Toyota has said that 82% of its dealers’ customers who service with the dealership will buy a car from them again.
Let’s talk transformation
Welcome to the convergence of culture and service efficiency. It is here that the modern service department delivers exceptional customer service, one of the most important trends facing retail businesses today.
“Customer Experience is a movement,” notes Forbes.com. “Strategy buffs will recall the age old principle that Culture drives Strategy which drives Structure. Customer experience is a catalyst of transformation.”
Today’s consumer demands a lot more than dealer service departments have typically offered. They want more control over the service process. They want clarity about the services their vehicle needs and why the advisor has recommended them. They want to know what these services are going to cost them. They want timely communications about the status of their visit. They want to spend as little time as possible with the process.
So let’s use what customers want today as a catalyst to transform the service department culture and processes.
W$W transformation
Service customers arrive in the drive with W$W in mind:
1. What do I need or what is wrong with my car?
2. How much is it going to co$t?
3. When can I get my car back?
If the dealership slips here, the likelihood is low that the meaningful service-to-service-to-sales ratio will improve. Service processes that break down here are the result of hands-off leadership, undisciplined practices, outdated methodologies and antiquated processes.
Here are three alternative ideas to deliver on customers’ W$W concerns:
- Match service and maintenance recommendations to what the owner’s manual states; customers trust it.
- Establish a consistent price schedule and strategy and enforce it so all staff to adhere to it; publish it and make it easily accessible to customers online and in the drive.
- Commit to service follow up and delivery times; always call the customer if outcomes will be different.
Accountability transformation
When staff isn’t sure what’s expected of them in these areas, they make up their own standards. Instead, management should define what exceptional service delivery success looks like.
For instance, establish the expectation that ABC Dealership advisors will immediately acknowledge customers who arrive in the drive. Define what is meant by “immediately.” Establish the expectation for next steps. Thus, the manager’s expectation is that every customer coming in for an oil change will be educated about and then offered factory-recommended services. Goals like this are directive and specific.

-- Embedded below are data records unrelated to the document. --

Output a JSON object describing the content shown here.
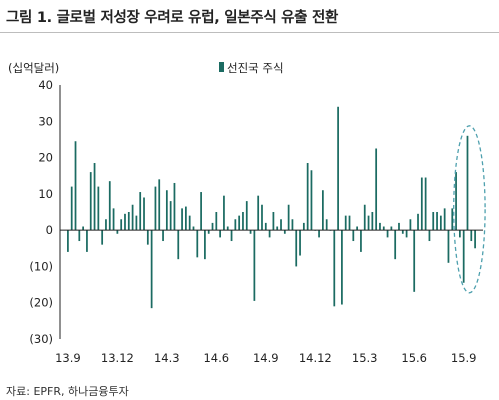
{
  "title": "그림 1. 글로벌 저성장 우려로 유럽, 일본주식 유출 전환",
  "source": "자료: EPFR, 하나금융투자",
  "colors": {
    "bar": "#1b6b62",
    "axis": "#222222",
    "ellipse": "#4ea0ae"
  },
  "chart_data": {
    "type": "bar",
    "unit_label": "(십억달러)",
    "series": [
      {
        "name": "선진국 주식",
        "values": [
          -6,
          12,
          24.5,
          -3,
          1,
          -6,
          16,
          18.5,
          12,
          -4,
          3,
          13.5,
          6,
          -1,
          3,
          4.5,
          5,
          7,
          4,
          10.5,
          9,
          -4,
          -21.5,
          12,
          14,
          -3,
          11,
          8,
          13,
          -8,
          6,
          6.5,
          4,
          1,
          -7.5,
          10.5,
          -8,
          -1,
          2,
          5,
          -2,
          9.5,
          1,
          -3,
          3,
          4,
          5,
          8,
          -1,
          -19.5,
          9.5,
          7,
          2,
          -2,
          5,
          1,
          3,
          -1,
          7,
          3,
          -10,
          -7,
          2,
          18.5,
          16.5,
          0,
          -2,
          11,
          3,
          0,
          -21,
          34,
          -20.5,
          4,
          4,
          -3,
          1,
          -6,
          7,
          4,
          5,
          22.5,
          2,
          1,
          -2,
          1,
          -8,
          2,
          -1,
          -2,
          3,
          -17,
          4.5,
          14.5,
          14.5,
          -3,
          5,
          5,
          4,
          6,
          -9,
          6,
          16,
          -2,
          -14.5,
          26,
          -3,
          -5
        ]
      }
    ],
    "ylim": [
      -30,
      40
    ],
    "yticks": [
      40,
      30,
      20,
      10,
      0,
      -10,
      -20,
      -30
    ],
    "ytick_labels": [
      "40",
      "30",
      "20",
      "10",
      "0",
      "(10)",
      "(20)",
      "(30)"
    ],
    "xtick_labels": [
      "13.9",
      "13.12",
      "14.3",
      "14.6",
      "14.9",
      "14.12",
      "15.3",
      "15.6",
      "15.9"
    ],
    "xtick_indices": [
      0,
      13,
      26,
      39,
      52,
      65,
      78,
      91,
      104
    ],
    "legend_position": "top-center",
    "highlight_bars": [
      104,
      105,
      106,
      107
    ]
  }
}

Daily goals will help set expectations and give staff and management a yardstick for measuring and accounting for success. Consider these:
- Technician Goals: These should include daily flag hour goals, and possibly meaningful inspection up-sell. Meaningful upsell would include findings like leaks, loose tie rods and the like. Tire wear, 30,000-mile services and other recommendations are service drive goals, not technician goals.

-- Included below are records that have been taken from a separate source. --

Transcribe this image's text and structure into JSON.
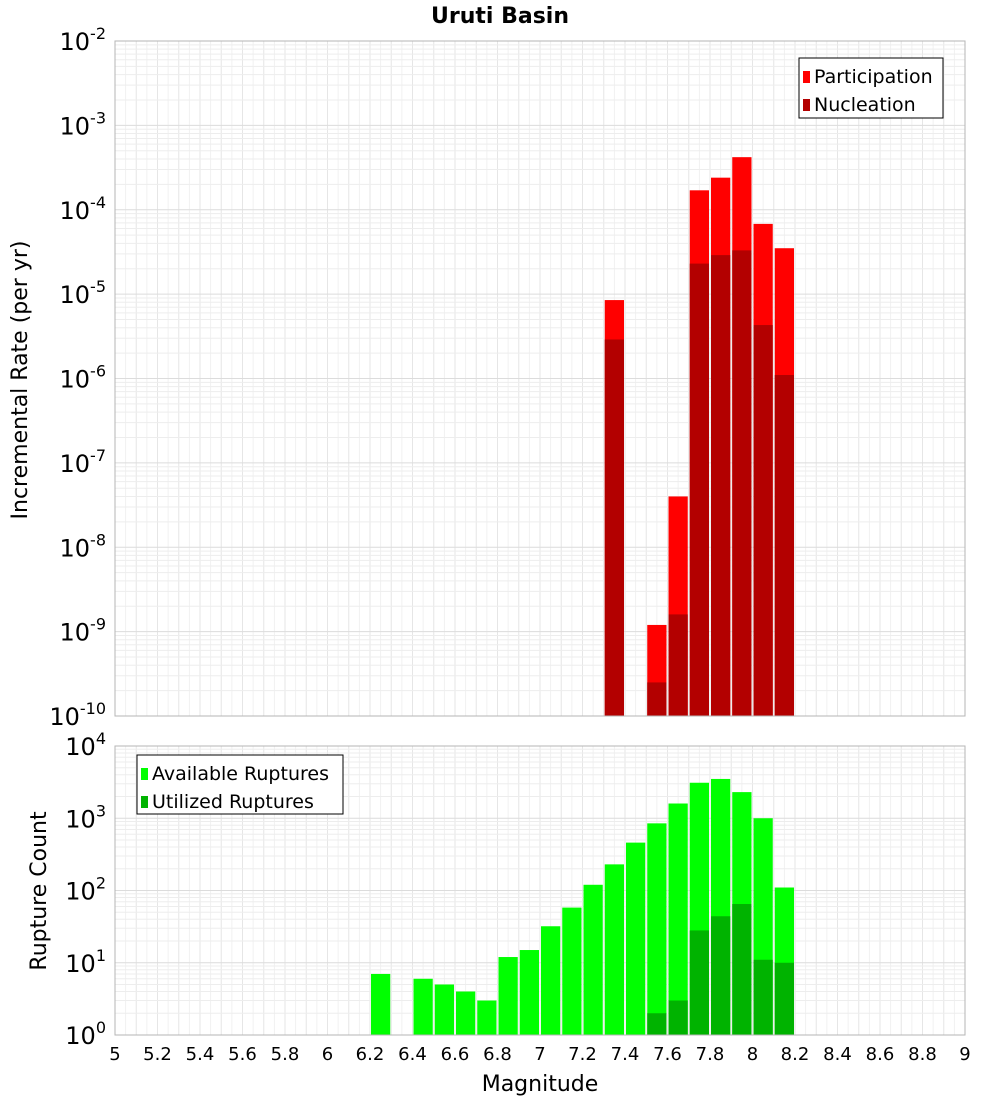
{
  "chart_data": [
    {
      "type": "bar",
      "title": "Uruti Basin",
      "xlabel": "",
      "ylabel": "Incremental Rate (per yr)",
      "yscale": "log",
      "ylim_exp": [
        -10,
        -2
      ],
      "xlim": [
        5,
        9
      ],
      "grid": true,
      "legend_position": "top-right",
      "x": [
        7.35,
        7.55,
        7.65,
        7.75,
        7.85,
        7.95,
        8.05,
        8.15
      ],
      "series": [
        {
          "name": "Participation",
          "color": "#ff0000",
          "values": [
            8.5e-06,
            1.2e-09,
            4e-08,
            0.00017,
            0.00024,
            0.00042,
            6.8e-05,
            3.5e-05
          ]
        },
        {
          "name": "Nucleation",
          "color": "#b30000",
          "values": [
            2.9e-06,
            2.5e-10,
            1.6e-09,
            2.3e-05,
            2.9e-05,
            3.3e-05,
            4.3e-06,
            1.1e-06
          ]
        }
      ]
    },
    {
      "type": "bar",
      "title": "",
      "xlabel": "Magnitude",
      "ylabel": "Rupture Count",
      "yscale": "log",
      "ylim_exp": [
        0,
        4
      ],
      "xlim": [
        5,
        9
      ],
      "xticks": [
        "5",
        "5.2",
        "5.4",
        "5.6",
        "5.8",
        "6",
        "6.2",
        "6.4",
        "6.6",
        "6.8",
        "7",
        "7.2",
        "7.4",
        "7.6",
        "7.8",
        "8",
        "8.2",
        "8.4",
        "8.6",
        "8.8",
        "9"
      ],
      "grid": true,
      "legend_position": "top-left",
      "series": [
        {
          "name": "Available Ruptures",
          "color": "#00ff00",
          "x": [
            6.25,
            6.45,
            6.55,
            6.65,
            6.75,
            6.85,
            6.95,
            7.05,
            7.15,
            7.25,
            7.35,
            7.45,
            7.55,
            7.65,
            7.75,
            7.85,
            7.95,
            8.05,
            8.15
          ],
          "values": [
            7,
            6,
            5,
            4,
            3,
            12,
            15,
            32,
            58,
            120,
            230,
            460,
            850,
            1600,
            3100,
            3500,
            2300,
            1000,
            110
          ]
        },
        {
          "name": "Utilized Ruptures",
          "color": "#00b300",
          "x": [
            7.35,
            7.55,
            7.65,
            7.75,
            7.85,
            7.95,
            8.05,
            8.15
          ],
          "values": [
            1,
            2,
            3,
            28,
            44,
            65,
            11,
            10
          ]
        }
      ]
    }
  ]
}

- Advisor Goals: These include flag hours sold per day. They might also include meaningful up-sell products, such as tires, wiper blades, batteries, etc. Goal should also consider close ratios or opportunity versus sales. An 80 percent close rate should not include flushes, but meaningful product penetration – number of tires sold per RO or number of wiper blades per RO.
- Management Goals: These should include daily 15-minute meetings for advisors and managers that focus strictly on service excellence skills. Such sessions will help staff create consistency and integrity with customers. Role-play helps staff learn how to conduct more complete walk-arounds, introduce factory-recommended services, and address safety-related recommendations to protect the consumer’s well-being.
Process transformation
Most dealerships can improve their W$W delivery with a little hard work and staff reorientation. Fortunately, given human nature, technology has arrived that can help make these important processes consistent and automatic.

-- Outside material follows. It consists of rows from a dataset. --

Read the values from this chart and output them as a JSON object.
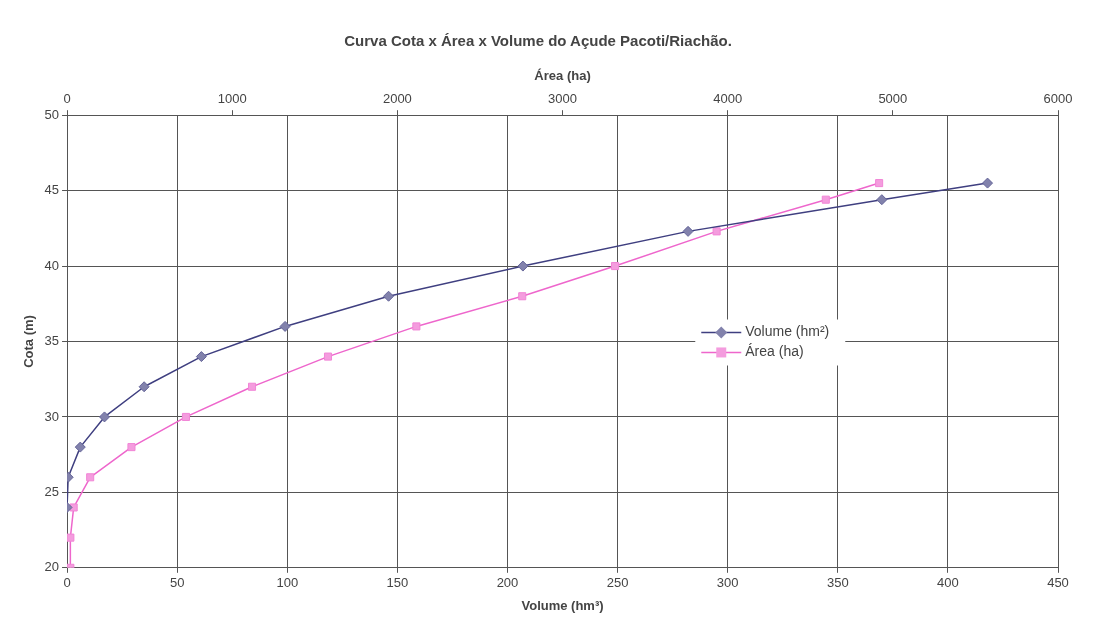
{
  "chart_data": {
    "type": "line",
    "title": "Curva Cota x Área x Volume do Açude Pacoti/Riachão.",
    "xlabel": "Volume (hm³)",
    "x2label": "Área (ha)",
    "ylabel": "Cota (m)",
    "xlim": [
      0,
      450
    ],
    "xticks": [
      0,
      50,
      100,
      150,
      200,
      250,
      300,
      350,
      400,
      450
    ],
    "x2lim": [
      0,
      6000
    ],
    "x2ticks": [
      0,
      1000,
      2000,
      3000,
      4000,
      5000,
      6000
    ],
    "ylim": [
      20,
      50
    ],
    "yticks": [
      20,
      25,
      30,
      35,
      40,
      45,
      50
    ],
    "grid": true,
    "legend": "right",
    "series": [
      {
        "name": "Volume (hm²)",
        "color": "#3f3f80",
        "marker": "diamond",
        "x": [
          0,
          0.5,
          6,
          17,
          35,
          61,
          99,
          146,
          207,
          282,
          370,
          418
        ],
        "values": [
          24,
          26,
          28,
          30,
          32,
          34,
          36,
          38,
          40,
          42.3,
          44.4,
          45.5
        ]
      },
      {
        "name": "Área (ha)",
        "color": "#ee66cc",
        "marker": "square",
        "axis": "x2",
        "x": [
          20,
          20,
          40,
          140,
          390,
          720,
          1120,
          1580,
          2115,
          2756,
          3318,
          3933,
          4594,
          4917
        ],
        "values": [
          20,
          22,
          24,
          26,
          28,
          30,
          32,
          34,
          36,
          38,
          40,
          42.3,
          44.4,
          45.5
        ]
      }
    ]
  }
}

Today’s customers expect the dealership to offer these kinds of technological conveniences. “They not only recognize that things should be better – often, they know how it could be made better,” notes CRM Outsiders. “We’re reaching a point where an educated customer base has had its expectations raised because of its exposure to technology, to good processes and to the message that service is gaining in importance.”
For instance, consumer use of dealers’ online service appointment scheduling tools is increasing. According to statistics from Xtime, dealers who use web-based consumer convenience tools like online service menus and appointment scheduling report significantly better retention rates than dealers not offering such conveniences.
Today’s consumer culture is pressing upon dealership service efficiency. Reorientation to consumers’ all-important W$W concerns is a good first step toward meeting basic service expectations. The next step is to consider the use of new processes and technologies to deliver the control, convenience and efficiency today’s consumers demand.